There’s something about being out of one’s country, out of place, out of one’s comfort zone and into a place that challenges everything that one carries around as normal. You begin to walk with a limp.

Every day I am confronted with one more piece of this South Sudanese reality that leaves me shredded, wordless.  I have a new video camera, acquired with the intention of recording by some other means since my words are inadequate to the task.  But the images, now loaded for viewing on my computer are blurry, opaque.  Foreigners with cameras are suspect and a South Sudanese walking companion is required, a pontifex, facilitating a gentle entry over the threshold of lives so unlike the one I live.

Then place that alongside other images.  Papandreou gone; Berlusconi ditto.  Thailand’s floods, Turkey’s earthquakes.  Syria’s uprising, Italy’s meltdown. Mindanao’s assassinations.  Colombia’s assassination of FARC’s Cano.  Iran next on the list, PNAC’s 20 year-old plan coming to fruition. Occupyers’ occupations growing. Students rioting – because a paedophile football coach is sacked; ah huh.  And Obama has the nerve to criticise Khartoum for bombing another country.

And I’m reading Chris Hedges at bedtime.

I crawl out from underneath the mosquito netting, weary from a short night.  Sometime after midnight, in a part of the world where the whole notion of ‘pets’ is ludicrous to imagine, a cat fight broke out, punctuated by small bodies flung or falling below my window.  The thumps on the paper thin walls were impressive, the feline screams more than sufficient to keep sleep at bay.

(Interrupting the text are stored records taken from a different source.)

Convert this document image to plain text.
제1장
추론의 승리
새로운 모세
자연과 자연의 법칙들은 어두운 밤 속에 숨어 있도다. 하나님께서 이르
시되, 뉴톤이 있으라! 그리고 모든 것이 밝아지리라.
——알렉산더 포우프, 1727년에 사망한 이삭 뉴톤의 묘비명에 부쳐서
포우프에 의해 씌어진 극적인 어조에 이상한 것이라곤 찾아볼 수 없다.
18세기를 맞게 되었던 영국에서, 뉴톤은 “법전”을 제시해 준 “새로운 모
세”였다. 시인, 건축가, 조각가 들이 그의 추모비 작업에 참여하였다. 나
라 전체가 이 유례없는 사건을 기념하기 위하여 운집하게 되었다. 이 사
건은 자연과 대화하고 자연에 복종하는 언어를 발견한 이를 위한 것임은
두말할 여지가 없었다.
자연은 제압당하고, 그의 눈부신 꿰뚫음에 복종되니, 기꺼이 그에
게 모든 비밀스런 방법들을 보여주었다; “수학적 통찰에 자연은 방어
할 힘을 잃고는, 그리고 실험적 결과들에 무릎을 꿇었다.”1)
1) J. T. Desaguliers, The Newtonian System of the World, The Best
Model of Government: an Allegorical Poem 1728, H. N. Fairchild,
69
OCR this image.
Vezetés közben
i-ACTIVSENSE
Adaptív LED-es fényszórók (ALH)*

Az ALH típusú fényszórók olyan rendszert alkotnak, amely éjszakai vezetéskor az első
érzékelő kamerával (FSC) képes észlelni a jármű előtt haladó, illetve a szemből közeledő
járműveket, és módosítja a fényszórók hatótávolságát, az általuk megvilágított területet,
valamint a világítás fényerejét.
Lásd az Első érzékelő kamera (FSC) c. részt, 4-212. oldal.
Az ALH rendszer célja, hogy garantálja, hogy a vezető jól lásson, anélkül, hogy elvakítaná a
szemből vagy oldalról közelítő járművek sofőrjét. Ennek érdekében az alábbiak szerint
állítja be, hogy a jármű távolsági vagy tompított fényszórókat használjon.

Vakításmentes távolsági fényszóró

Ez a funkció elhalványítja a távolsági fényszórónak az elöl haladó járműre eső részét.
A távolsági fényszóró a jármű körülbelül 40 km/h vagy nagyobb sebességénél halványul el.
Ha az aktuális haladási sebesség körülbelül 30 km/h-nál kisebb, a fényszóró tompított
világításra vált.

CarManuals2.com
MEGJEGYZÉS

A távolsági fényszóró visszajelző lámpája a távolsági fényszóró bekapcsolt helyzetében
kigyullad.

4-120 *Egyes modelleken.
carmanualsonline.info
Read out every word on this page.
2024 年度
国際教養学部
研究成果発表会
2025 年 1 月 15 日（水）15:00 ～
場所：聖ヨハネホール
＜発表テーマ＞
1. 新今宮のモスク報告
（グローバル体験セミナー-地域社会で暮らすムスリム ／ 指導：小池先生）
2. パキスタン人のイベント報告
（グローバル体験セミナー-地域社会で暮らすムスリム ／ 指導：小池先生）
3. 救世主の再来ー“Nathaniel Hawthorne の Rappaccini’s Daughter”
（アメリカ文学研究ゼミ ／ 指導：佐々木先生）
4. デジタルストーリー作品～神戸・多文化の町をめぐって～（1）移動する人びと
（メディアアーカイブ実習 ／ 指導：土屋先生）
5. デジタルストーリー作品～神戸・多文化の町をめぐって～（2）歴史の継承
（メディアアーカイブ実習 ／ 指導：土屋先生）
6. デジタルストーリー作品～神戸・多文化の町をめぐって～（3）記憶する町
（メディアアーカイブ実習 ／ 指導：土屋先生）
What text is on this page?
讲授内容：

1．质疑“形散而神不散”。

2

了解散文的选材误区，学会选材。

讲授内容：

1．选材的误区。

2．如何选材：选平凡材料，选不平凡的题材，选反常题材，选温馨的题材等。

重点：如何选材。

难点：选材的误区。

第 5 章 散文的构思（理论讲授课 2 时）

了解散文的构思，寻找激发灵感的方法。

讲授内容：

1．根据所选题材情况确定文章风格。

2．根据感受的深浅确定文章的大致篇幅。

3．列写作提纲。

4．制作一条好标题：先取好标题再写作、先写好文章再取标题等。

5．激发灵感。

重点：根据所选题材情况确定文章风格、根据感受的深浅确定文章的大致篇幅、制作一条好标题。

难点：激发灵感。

Child lies on street in South SudanI bend over to dodge my clothesline’s still-damp laundry to find something clean to wear.  The Nile water that emerges from the taps is the colour of urine.  Last evening, I tossed my dishes to soak in a plastic container, its label, President’s Choice mesclun mix, dulled by frequent use.  This morning, they are covered in a thin reddish-brown silt.  Ah, the children, the children, who drink from, play and wash in these waters that bear cholera, leptospirosis and schistosomiasis, wringing their little bodies dry of life.

As I make my way out into the street, I encounter one of last night’s feline warriors, the skinny black-and-white denizen of the patio whose diet seems to consist mostly of cockroaches.  She looks rather worse for wear, bloody spots on her neck and legs, bluish skin showing where there used to be fur.

Animals are kicked around here, beaten, scavengers in the streets and garbage dumps.  The lives of children seem hardly much better, thousands living on the streets of Juba, tens of thousands dying each year from dysentery and diarrhoea, hundreds, if not thousands, killed or kidnapped, caught in the cattle wars, turned into soldiers or scooped up by raiders, branded with the facial scars of the raiding tribe and sold to those husbands suffering the twin misfortunes of a barren first wife and insufficient cow-wealth to purchase a second.

Al Jazeera opines that the Sudans are on a renewed path to war, with today’s announcement, challenged by the SPLM government here, that several rebel movements in Darfur have joined forces with the SPLM North to overthrow Omar al-Bashir.

This country’s road to nation-building is riddled with potholes, large enough to swallow a people.